Pete shrugged in his typically nonchalant way. He picked up my one suitcase out of the back of my four-by-four. "It's not Fallingwater, but it works." Still, I could tell he was pleased by my reaction. "You hungry?"
Inside, he introduced me to Jackson. The thin Golden Retriever rose from beside the fireplace and sniffed my hand. Since we were teenagers, Pete had gone through six rescue dogs. "Lucky number seven," I said, rubbing Jackson's bony brow. His tail wagged tentatively. I made sure not to make any sudden movements.

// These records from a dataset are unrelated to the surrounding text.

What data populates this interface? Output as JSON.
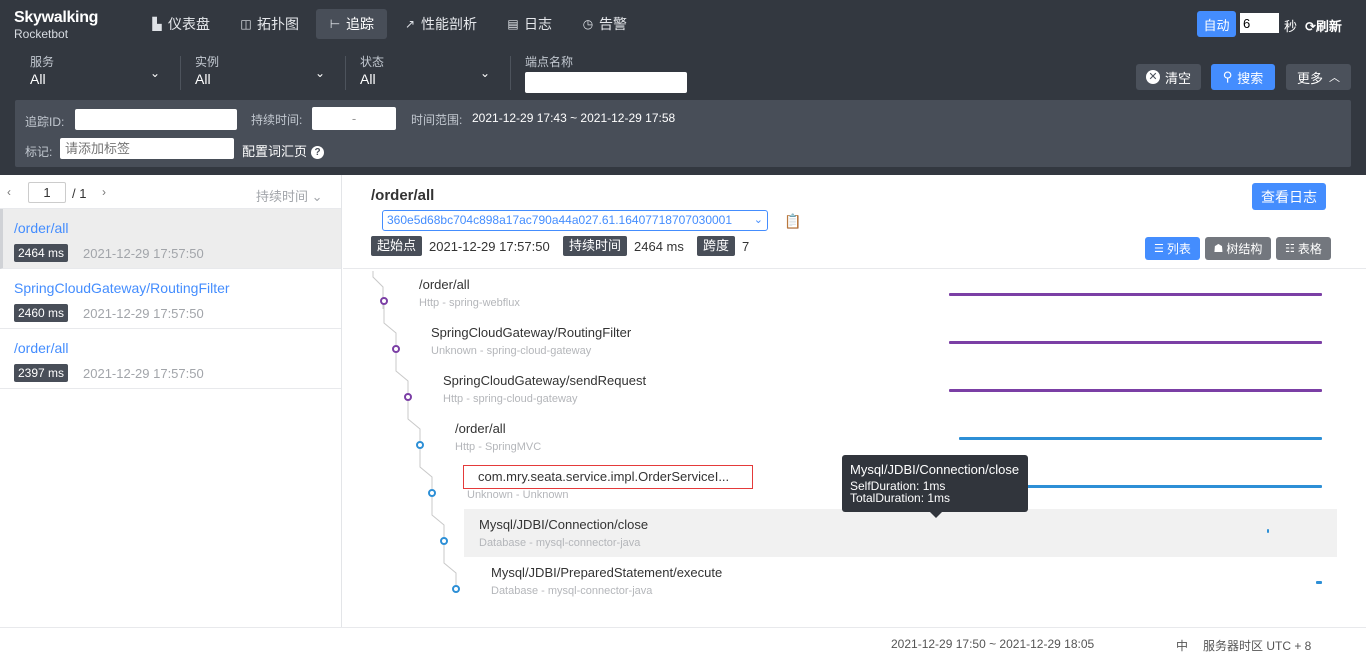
{
  "brand": {
    "name": "Skywalking",
    "sub": "Rocketbot"
  },
  "nav": [
    {
      "icon": "dashboard-icon",
      "glyph": "▙",
      "label": "仪表盘"
    },
    {
      "icon": "topology-icon",
      "glyph": "◫",
      "label": "拓扑图"
    },
    {
      "icon": "trace-icon",
      "glyph": "⊢",
      "label": "追踪"
    },
    {
      "icon": "profile-icon",
      "glyph": "↗",
      "label": "性能剖析"
    },
    {
      "icon": "log-icon",
      "glyph": "▤",
      "label": "日志"
    },
    {
      "icon": "alarm-icon",
      "glyph": "◷",
      "label": "告警"
    }
  ],
  "refresh": {
    "auto_label": "自动",
    "interval": "6",
    "sec_label": "秒",
    "refresh_label": "⟳刷新"
  },
  "filters": {
    "service": {
      "label": "服务",
      "value": "All"
    },
    "instance": {
      "label": "实例",
      "value": "All"
    },
    "status": {
      "label": "状态",
      "value": "All"
    },
    "endpoint": {
      "label": "端点名称",
      "value": ""
    },
    "clear_label": "清空",
    "search_label": "搜索",
    "more_label": "更多"
  },
  "advanced": {
    "trace_id_label": "追踪ID:",
    "trace_id_value": "",
    "duration_label": "持续时间:",
    "duration_value": "-",
    "time_range_label": "时间范围:",
    "time_range_value": "2021-12-29 17:43 ~ 2021-12-29 17:58",
    "tags_label": "标记:",
    "tags_placeholder": "请添加标签",
    "config_label": "配置词汇页"
  },
  "pager": {
    "current": "1",
    "total": "/ 1",
    "sort_label": "持续时间"
  },
  "traces": [
    {
      "name": "/order/all",
      "duration": "2464 ms",
      "time": "2021-12-29 17:57:50"
    },
    {
      "name": "SpringCloudGateway/RoutingFilter",
      "duration": "2460 ms",
      "time": "2021-12-29 17:57:50"
    },
    {
      "name": "/order/all",
      "duration": "2397 ms",
      "time": "2021-12-29 17:57:50"
    }
  ],
  "detail": {
    "title": "/order/all",
    "trace_id": "360e5d68bc704c898a17ac790a44a027.61.16407718707030001",
    "start_label": "起始点",
    "start_value": "2021-12-29 17:57:50",
    "duration_label": "持续时间",
    "duration_value": "2464 ms",
    "span_label": "跨度",
    "span_value": "7",
    "view_logs_label": "查看日志",
    "views": {
      "list": "列表",
      "tree": "树结构",
      "table": "表格"
    }
  },
  "spans": [
    {
      "name": "/order/all",
      "sub": "Http - spring-webflux",
      "color": "#7b3fa5",
      "start": 0.0,
      "end": 1.0
    },
    {
      "name": "SpringCloudGateway/RoutingFilter",
      "sub": "Unknown - spring-cloud-gateway",
      "color": "#7b3fa5",
      "start": 0.0,
      "end": 1.0
    },
    {
      "name": "SpringCloudGateway/sendRequest",
      "sub": "Http - spring-cloud-gateway",
      "color": "#7b3fa5",
      "start": 0.0,
      "end": 1.0
    },
    {
      "name": "/order/all",
      "sub": "Http - SpringMVC",
      "color": "#2d8fd6",
      "start": 0.027,
      "end": 1.0
    },
    {
      "name": "com.mry.seata.service.impl.OrderServiceI...",
      "sub": "Unknown - Unknown",
      "color": "#2d8fd6",
      "start": 0.0,
      "end": 1.0
    },
    {
      "name": "Mysql/JDBI/Connection/close",
      "sub": "Database - mysql-connector-java",
      "color": "#2d8fd6",
      "start": 0.853,
      "end": 0.856
    },
    {
      "name": "Mysql/JDBI/PreparedStatement/execute",
      "sub": "Database - mysql-connector-java",
      "color": "#2d8fd6",
      "start": 0.985,
      "end": 1.0
    }
  ],
  "tooltip": {
    "title": "Mysql/JDBI/Connection/close",
    "self": "SelfDuration: 1ms",
    "total": "TotalDuration: 1ms"
  },
  "footer": {
    "time_range": "2021-12-29 17:50 ~ 2021-12-29 18:05",
    "lang": "中",
    "timezone": "服务器时区 UTC + 8"
  }
}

Dinner was roast venison in a chocolate haw sauce, sweet potatoes and carrots in brown sugar with caramelized onions. "Come with the land?" I asked, my mouth full of succulent meat. Pete nodded. I glanced at Pépère's Browning 22 on the wall. Pete shook his head and pointed towards the Winchester 94 in the corner. The meal was delicious and I told him as much. When we were done, Pete opened a second bottle of wine. "So where's Pat these days?" he asked, filling my glass.
"Conducting field work in Haridwar. The Purna Kumbh Mela begins next week. He says to tell you Merry Christmas and Happy New Year. How long has it been since we spent the holidays together?"

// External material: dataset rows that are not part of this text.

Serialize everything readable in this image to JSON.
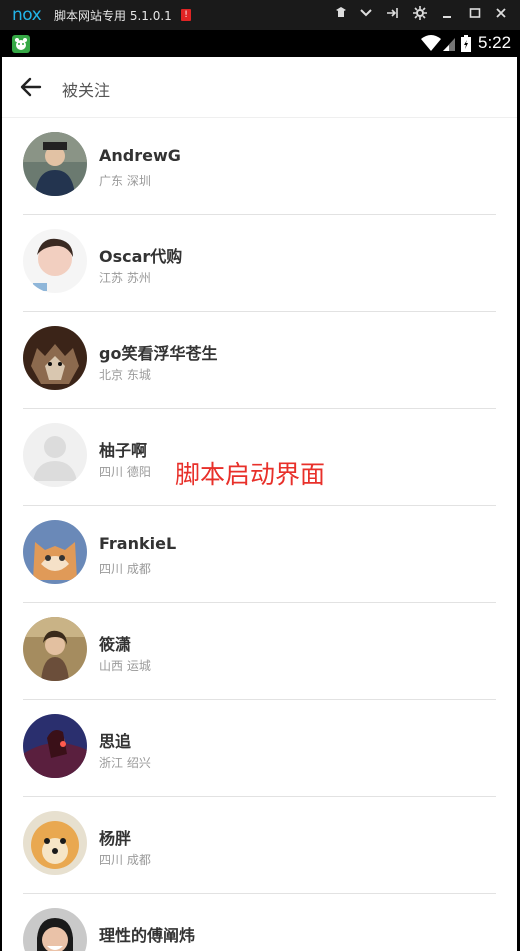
{
  "emulator": {
    "logo": "nox",
    "title": "脚本网站专用 5.1.0.1",
    "alert": "!"
  },
  "status_bar": {
    "time": "5:22"
  },
  "header": {
    "title": "被关注"
  },
  "users": [
    {
      "name": "AndrewG",
      "location": "广东 深圳"
    },
    {
      "name": "Oscar代购",
      "location": "江苏 苏州"
    },
    {
      "name": "go笑看浮华苍生",
      "location": "北京 东城"
    },
    {
      "name": "柚子啊",
      "location": "四川 德阳"
    },
    {
      "name": "FrankieL",
      "location": "四川 成都"
    },
    {
      "name": "筱潇",
      "location": "山西 运城"
    },
    {
      "name": "思追",
      "location": "浙江 绍兴"
    },
    {
      "name": "杨胖",
      "location": "四川 成都"
    },
    {
      "name": "理性的傅阐炜",
      "location": ""
    }
  ],
  "overlay_text": "脚本启动界面",
  "colors": {
    "accent_blue": "#22b4e8",
    "overlay_red": "#e8302a",
    "notification_green": "#35a845"
  }
}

"A while," Pete said, getting up. "Reminds me, I have a present for you." My eyebrows rose. We hadn't exchanged gifts in years. "This one's kinda special." He rummaged in the pantry and returned with a cardboard box. "Sorry, no wrapping paper."
"You could've put a bow on it."
He stood with a hand on his hip, and drained his glass. "Just open it." I opened the box. Inside, nestled in a large tea towel, was a human head. My eyebrows rose higher. "Tell me when you're ready for dessert," said Pete, clearing the table.

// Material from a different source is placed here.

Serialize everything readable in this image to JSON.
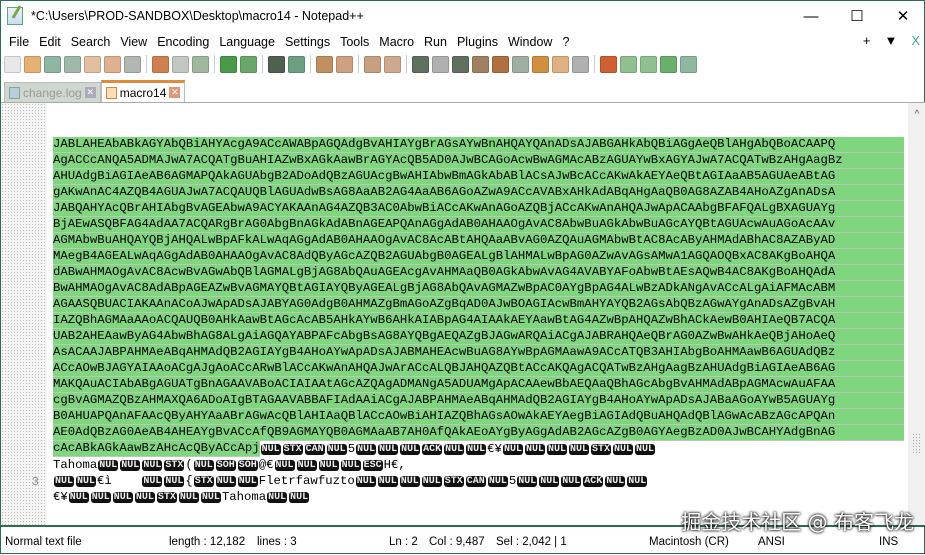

"Sure." The head was slightly squashed like a deflated football, its features distorted. But while the bone had decalcified, the remaining tissue was in excellent condition, having the color and texture of buffed, worn leather. The details were astonishing. I could discern the subtle creases in the lips, the individual pores of the nose. "This is incredible. Where did you get this?"
"Found it on the property a week ago. Can you read it?"
"This is why you invited me up?"
I shouldn't have been surprised. Pete rarely invited people into his life merely for the sake of company. Still, my feelings were a little bit hurt. I withdrew my handkerchief and gingerly lifted the object out of the box. The black hair was thick and shoulder-length. One side of the head appeared to have been shaved.
"You have a bog hereabouts?" I asked.
Pete peered at me from the kitchen. "Actually, I do."
"Okay. Well, what you've got here is a bog person. I've never heard of any in North America, or outside Europe for that matter. You didn't discover any other body parts, or articles of clothing?"
"No, just the head. What's a bog person?"
"Human remains naturally preserved in sphagnum bogs. They're extraordinarily rare. The acidic, anaerobic conditions need to be perfect. They're usually found in Great Britain, Denmark, that part of the world. They're hundreds of years old, sometimes thousands. By the looks of it, I'd say this belonged to an aboriginal adult male. How were you able to dig this up in the middle of winter?"
"I didn't. I found it under a tree. Are you able to read it?"
"I didn't think I'd have to sing for my supper."
He topped off my glass. "Look, dessert's German Chocolate Cake, homemade."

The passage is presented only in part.